With six straight students called on stage and wrapped in rainbow boas, Shane Windmeyer spoke out against gay stereotypes at the Sun Dome Corral on Monday night.

Throughout his interactive program – sponsored by the University Lecture Series and titled “What is your Gay Point Average?” – the author and activist discussed serious lesbian, gay, bisexual and transgender (LGBT) issues with wit and humor.

The first half of his lecture centered on a set of four questions to test the extent of the audience’s gay knowledge.

“But it’s not as scientific as gay-dar,” Windmeyer said.

He asked audience members to name the colors of the gay flag, the geometric shape that represents the gay community, the Greek letter historically associated with homosexuals and three television or movie personalities who are gay and play straight, or vice versa.
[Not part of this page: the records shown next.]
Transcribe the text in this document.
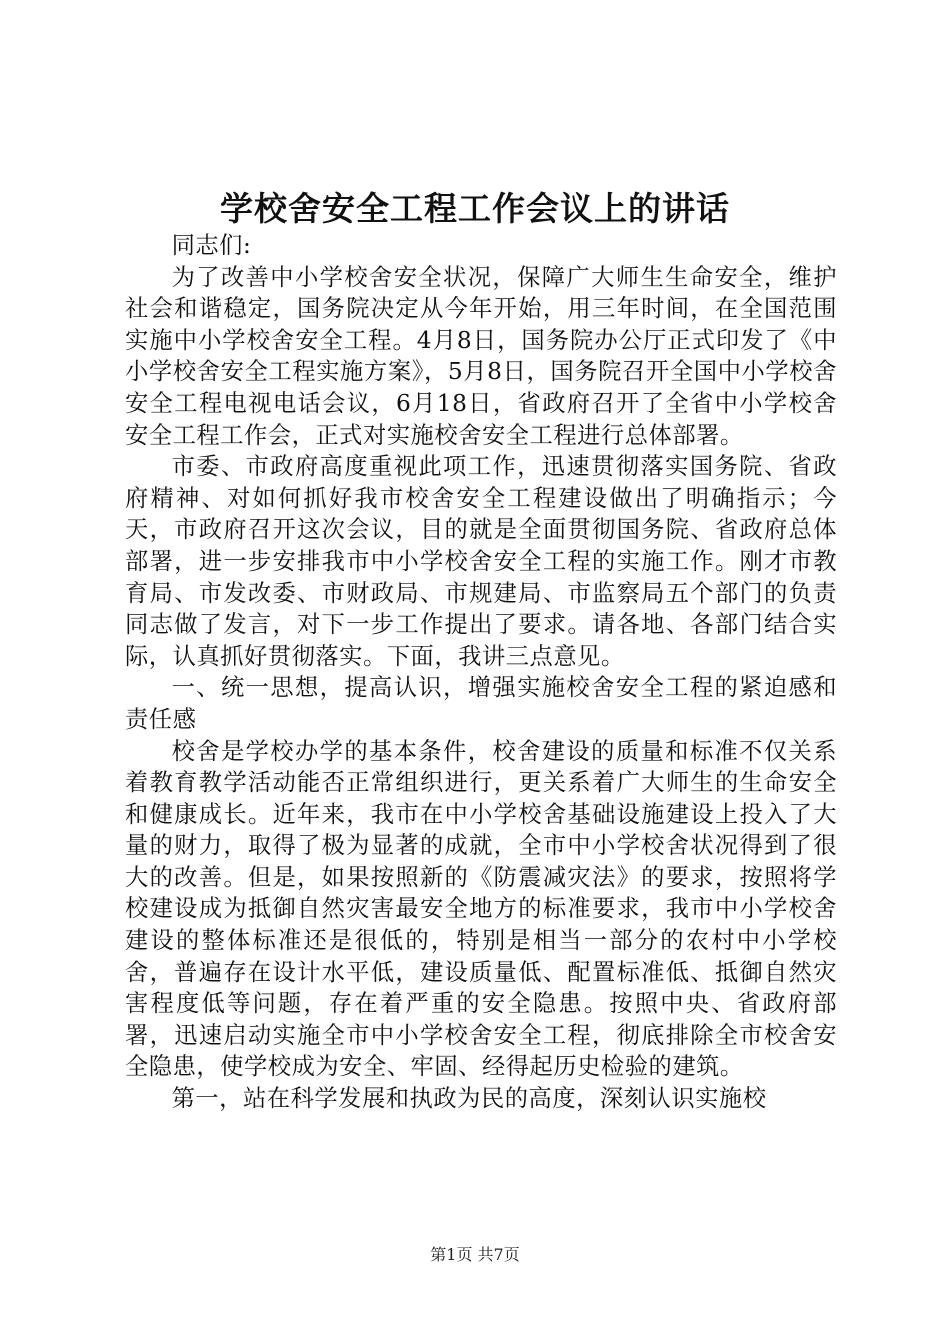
学校舍安全工程工作会议上的讲话

同志们:

为了改善中小学校舍安全状况，保障广大师生生命安全，维护社会和谐稳定，国务院决定从今年开始，用三年时间，在全国范围实施中小学校舍安全工程。4月8日，国务院办公厅正式印发了《中小学校舍安全工程实施方案》，5月8日，国务院召开全国中小学校舍安全工程电视电话会议，6月18日，省政府召开了全省中小学校舍安全工程工作会，正式对实施校舍安全工程进行总体部署。

市委、市政府高度重视此项工作，迅速贯彻落实国务院、省政府精神、对如何抓好我市校舍安全工程建设做出了明确指示；今天，市政府召开这次会议，目的就是全面贯彻国务院、省政府总体部署，进一步安排我市中小学校舍安全工程的实施工作。刚才市教育局、市发改委、市财政局、市规建局、市监察局五个部门的负责同志做了发言，对下一步工作提出了要求。请各地、各部门结合实际，认真抓好贯彻落实。下面，我讲三点意见。

一、统一思想，提高认识，增强实施校舍安全工程的紧迫感和责任感

校舍是学校办学的基本条件，校舍建设的质量和标准不仅关系着教育教学活动能否正常组织进行，更关系着广大师生的生命安全和健康成长。近年来，我市在中小学校舍基础设施建设上投入了大量的财力，取得了极为显著的成就，全市中小学校舍状况得到了很大的改善。但是，如果按照新的《防震减灾法》的要求，按照将学校建设成为抵御自然灾害最安全地方的标准要求，我市中小学校舍建设的整体标准还是很低的，特别是相当一部分的农村中小学校舍，普遍存在设计水平低，建设质量低、配置标准低、抵御自然灾害程度低等问题，存在着严重的安全隐患。按照中央、省政府部署，迅速启动实施全市中小学校舍安全工程，彻底排除全市校舍安全隐患，使学校成为安全、牢固、经得起历史检验的建筑。

第一，站在科学发展和执政为民的高度，深刻认识实施校

第1页 共7页
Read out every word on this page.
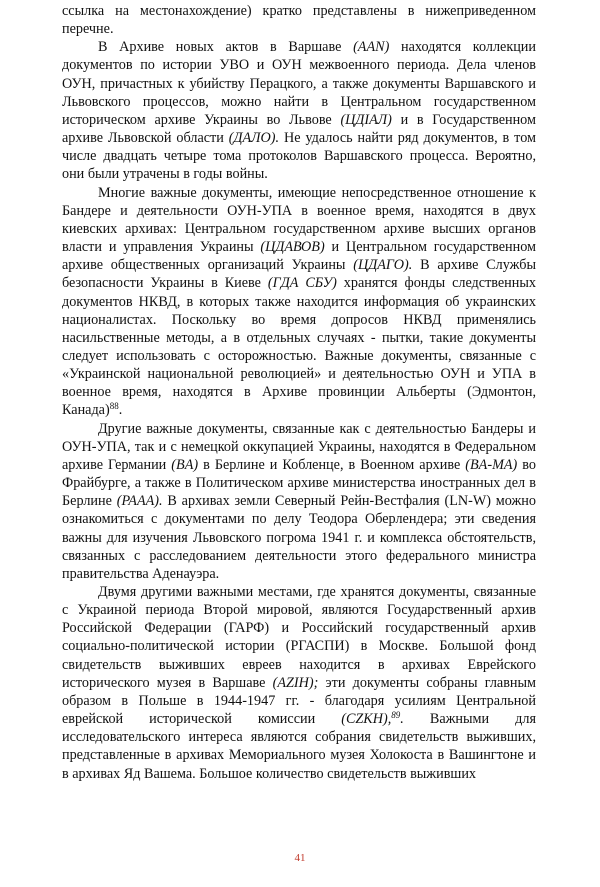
ссылка на местонахождение) кратко представлены в нижеприведенном перечне.

В Архиве новых актов в Варшаве (AAN) находятся коллекции документов по истории УВО и ОУН межвоенного периода. Дела членов ОУН, причастных к убийству Перацкого, а также документы Варшавского и Львовского процессов, можно найти в Центральном государственном историческом архиве Украины во Львове (ЦДІАЛ) и в Государственном архиве Львовской области (ДАЛО). Не удалось найти ряд документов, в том числе двадцать четыре тома протоколов Варшавского процесса. Вероятно, они были утрачены в годы войны.

Многие важные документы, имеющие непосредственное отношение к Бандере и деятельности ОУН-УПА в военное время, находятся в двух киевских архивах: Центральном государственном архиве высших органов власти и управления Украины (ЦДАВОВ) и Центральном государственном архиве общественных организаций Украины (ЦДАГО). В архиве Службы безопасности Украины в Киеве (ГДА СБУ) хранятся фонды следственных документов НКВД, в которых также находится информация об украинских националистах. Поскольку во время допросов НКВД применялись насильственные методы, а в отдельных случаях - пытки, такие документы следует использовать с осторожностью. Важные документы, связанные с «Украинской национальной революцией» и деятельностью ОУН и УПА в военное время, находятся в Архиве провинции Альберты (Эдмонтон, Канада)$^{88}$.

Другие важные документы, связанные как с деятельностью Бандеры и ОУН-УПА, так и с немецкой оккупацией Украины, находятся в Федеральном архиве Германии (BA) в Берлине и Кобленце, в Военном архиве (BA-MA) во Фрайбурге, а также в Политическом архиве министерства иностранных дел в Берлине (PAAA). В архивах земли Северный Рейн-Вестфалия (LN-W) можно ознакомиться с документами по делу Теодора Оберлендера; эти сведения важны для изучения Львовского погрома 1941 г. и комплекса обстоятельств, связанных с расследованием деятельности этого федерального министра правительства Аденауэра.

Двумя другими важными местами, где хранятся документы, связанные с Украиной периода Второй мировой, являются Государственный архив Российской Федерации (ГАРФ) и Российский государственный архив социально-политической истории (РГАСПИ) в Москве. Большой фонд свидетельств выживших евреев находится в архивах Еврейского исторического музея в Варшаве (AZIH); эти документы собраны главным образом в Польше в 1944-1947 гг. - благодаря усилиям Центральной еврейской исторической комиссии (CZKH),$^{89}$. Важными для исследовательского интереса являются собрания свидетельств выживших, представленные в архивах Мемориального музея Холокоста в Вашингтоне и в архивах Яд Вашема. Большое количество свидетельств выживших

41
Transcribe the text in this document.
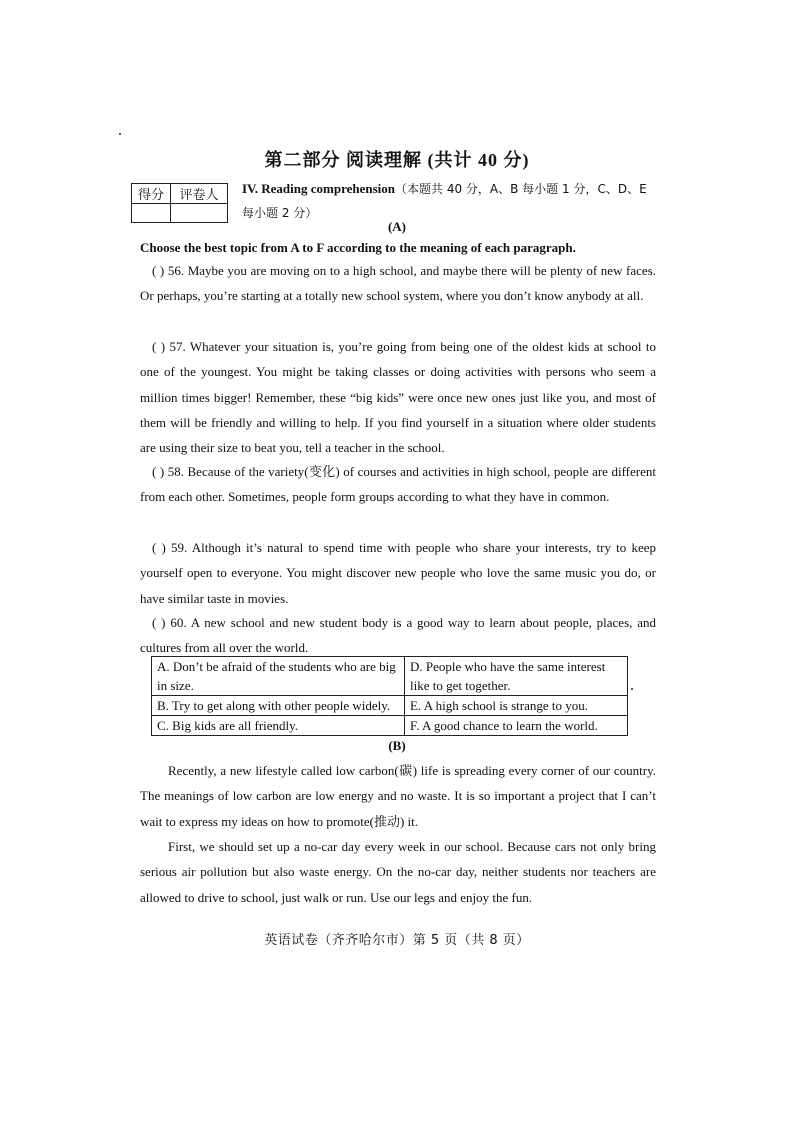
第二部分 阅读理解 (共计 40 分)
得分	评卷人
	IV. Reading comprehension（本题共 40 分，A、B 每小题 1 分，C、D、E 每小题 2 分）
(A)
Choose the best topic from A to F according to the meaning of each paragraph.
( ) 56. Maybe you are moving on to a high school, and maybe there will be plenty of new faces. Or perhaps, you’re starting at a totally new school system, where you don’t know anybody at all.
( ) 57. Whatever your situation is, you’re going from being one of the oldest kids at school to one of the youngest. You might be taking classes or doing activities with persons who seem a million times bigger! Remember, these “big kids” were once new ones just like you, and most of them will be friendly and willing to help. If you find yourself in a situation where older students are using their size to beat you, tell a teacher in the school.
( ) 58. Because of the variety(变化) of courses and activities in high school, people are different from each other. Sometimes, people form groups according to what they have in common.
( ) 59. Although it’s natural to spend time with people who share your interests, try to keep yourself open to everyone. You might discover new people who love the same music you do, or have similar taste in movies.
( ) 60. A new school and new student body is a good way to learn about people, places, and cultures from all over the world.
A. Don’t be afraid of the students who are big in size.	D. People who have the same interest like to get together.
B. Try to get along with other people widely.	E. A high school is strange to you.
C. Big kids are all friendly.	F. A good chance to learn the world.
(B)
Recently, a new lifestyle called low carbon(碳) life is spreading every corner of our country. The meanings of low carbon are low energy and no waste. It is so important a project that I can’t wait to express my ideas on how to promote(推动) it.
First, we should set up a no-car day every week in our school. Because cars not only bring serious air pollution but also waste energy. On the no-car day, neither students nor teachers are allowed to drive to school, just walk or run. Use our legs and enjoy the fun.
英语试卷（齐齐哈尔市）第 5 页（共 8 页）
In a playful demonstration, Windmeyer discussed the significance the answers to each question have for the LGBT community. He explained how the rainbow colored flag was meant to represent the diversity of the LGBT community; how the triangle, a symbol for gays since Nazi concentration camps, is now part of the Safe-Zone symbol for LGBT students; and how the Greek letter lambda has been used by gays as a representation of the synergy of LGBT people for years. When answering the final question, several of the students on stage mentioned shows like Will and Grace and Ellen, a response that Windmeyer said was typical.
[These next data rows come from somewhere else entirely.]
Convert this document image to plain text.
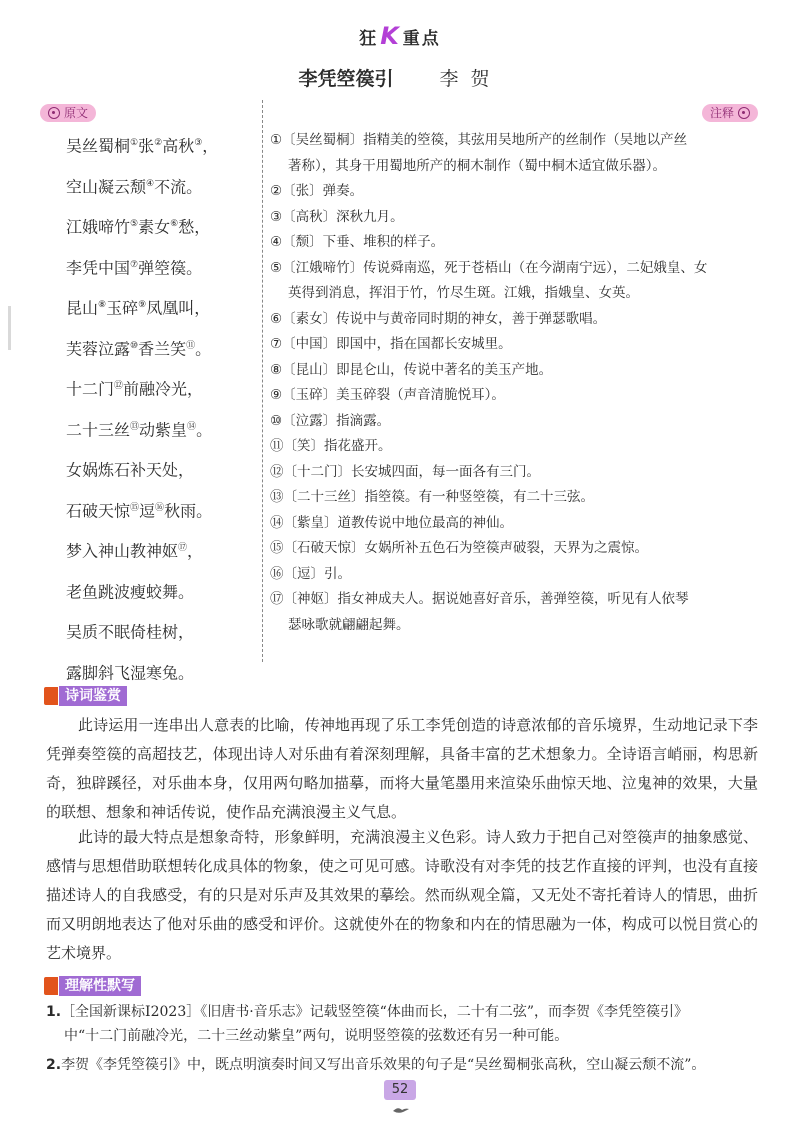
狂K 重点
李凭箜篌引 李贺
原文	注释
吴丝蜀桐①张②高秋③，
空山凝云颓④不流。
江娥啼竹⑤素女⑥愁，
李凭中国⑦弹箜篌。
昆山⑧玉碎⑨凤凰叫，
芙蓉泣露⑩香兰笑⑪。
十二门⑫前融冷光，
二十三丝⑬动紫皇⑭。
女娲炼石补天处，
石破天惊⑮逗⑯秋雨。
梦入神山教神妪⑰，
老鱼跳波瘦蛟舞。
吴质不眠倚桂树，
露脚斜飞湿寒兔。
①〔吴丝蜀桐〕指精美的箜篌，其弦用吴地所产的丝制作（吴地以产丝
著称），其身干用蜀地所产的桐木制作（蜀中桐木适宜做乐器）。
②〔张〕弹奏。
③〔高秋〕深秋九月。
④〔颓〕下垂、堆积的样子。
⑤〔江娥啼竹〕传说舜南巡，死于苍梧山（在今湖南宁远），二妃娥皇、女
英得到消息，挥泪于竹，竹尽生斑。江娥，指娥皇、女英。
⑥〔素女〕传说中与黄帝同时期的神女，善于弹瑟歌唱。
⑦〔中国〕即国中，指在国都长安城里。
⑧〔昆山〕即昆仑山，传说中著名的美玉产地。
⑨〔玉碎〕美玉碎裂（声音清脆悦耳）。
⑩〔泣露〕指滴露。
⑪〔笑〕指花盛开。
⑫〔十二门〕长安城四面，每一面各有三门。
⑬〔二十三丝〕指箜篌。有一种竖箜篌，有二十三弦。
⑭〔紫皇〕道教传说中地位最高的神仙。
⑮〔石破天惊〕女娲所补五色石为箜篌声破裂，天界为之震惊。
⑯〔逗〕引。
⑰〔神妪〕指女神成夫人。据说她喜好音乐，善弹箜篌，听见有人依琴
瑟咏歌就翩翩起舞。
诗词鉴赏
此诗运用一连串出人意表的比喻，传神地再现了乐工李凭创造的诗意浓郁的音乐境界，生动地记录下李凭弹奏箜篌的高超技艺，体现出诗人对乐曲有着深刻理解，具备丰富的艺术想象力。全诗语言峭丽，构思新奇，独辟蹊径，对乐曲本身，仅用两句略加描摹，而将大量笔墨用来渲染乐曲惊天地、泣鬼神的效果，大量的联想、想象和神话传说，使作品充满浪漫主义气息。
此诗的最大特点是想象奇特，形象鲜明，充满浪漫主义色彩。诗人致力于把自己对箜篌声的抽象感觉、感情与思想借助联想转化成具体的物象，使之可见可感。诗歌没有对李凭的技艺作直接的评判，也没有直接描述诗人的自我感受，有的只是对乐声及其效果的摹绘。然而纵观全篇，又无处不寄托着诗人的情思，曲折而又明朗地表达了他对乐曲的感受和评价。这就使外在的物象和内在的情思融为一体，构成可以悦目赏心的艺术境界。
理解性默写
1.［全国新课标Ⅰ2023］《旧唐书·音乐志》记载竖箜篌“体曲而长，二十有二弦”，而李贺《李凭箜篌引》
中“十二门前融冷光，二十三丝动紫皇”两句，说明竖箜篌的弦数还有另一种可能。
2.李贺《李凭箜篌引》中，既点明演奏时间又写出音乐效果的句子是“吴丝蜀桐张高秋，空山凝云颓不流”。
52
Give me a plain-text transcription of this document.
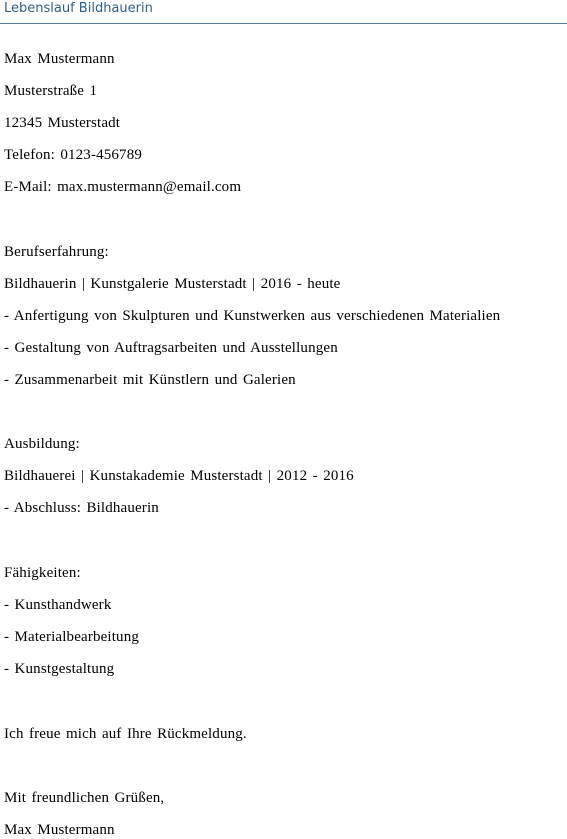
Lebenslauf Bildhauerin
Max Mustermann
Musterstraße 1
12345 Musterstadt
Telefon: 0123-456789
E-Mail: max.mustermann@email.com
Berufserfahrung:
Bildhauerin | Kunstgalerie Musterstadt | 2016 - heute
- Anfertigung von Skulpturen und Kunstwerken aus verschiedenen Materialien
- Gestaltung von Auftragsarbeiten und Ausstellungen
- Zusammenarbeit mit Künstlern und Galerien
Ausbildung:
Bildhauerei | Kunstakademie Musterstadt | 2012 - 2016
- Abschluss: Bildhauerin
Fähigkeiten:
- Kunsthandwerk
- Materialbearbeitung
- Kunstgestaltung
Ich freue mich auf Ihre Rückmeldung.
Mit freundlichen Grüßen,
Max Mustermann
“The LGBT community is very diverse when it comes to ethnicity and religion,” he said. “When we talk about characters like Jack, Will and Ellen, they are all white. We want the spectrum of diversity to be recognized in gays just like other people.”

The point of his exercise was to encourage the audience to look past the typical symbols of gay people, Windmeyer said.

On a more serious note, Windmeyer discussed the importance of supporting gay friends of family members.

“What would you do today if you found out that your best friend or family member was gay or transgender?” Windmeyer asked. “How would you make that person feel? Ultimately, if I can do one thing tonight, I want you to leave here with the answer to that question.”

Windmeyer said it was important for universities to look closely at how sensitive they are to LGBT issues.

“Gay issues should be a part of your college life regardless of whether or not you have any gay-out students,” he said. “Because the gay student is not going to come out unless they feel comfortable, and the only way they are going to feel comfortable is if the faculty and staff create programs that are actually LGBT-friendly.”

Windmeyer encouraged the students to register USF on the LGBT Climate Index in order for the university to be recognized and looked at by potential LGBT students.

In his final statement, Windmeyer addressed the need for straight people, gay people and their allies to work together.

“We all have a responsibility to reach out and to stand out for people who are silenced,” Windmeyer said. “Whether it is sexual orientation issues or gender identity and expression issues, take that responsibility and use it. Be powerful with your voices because we all should be to be together, not just as a human race, but as a community.”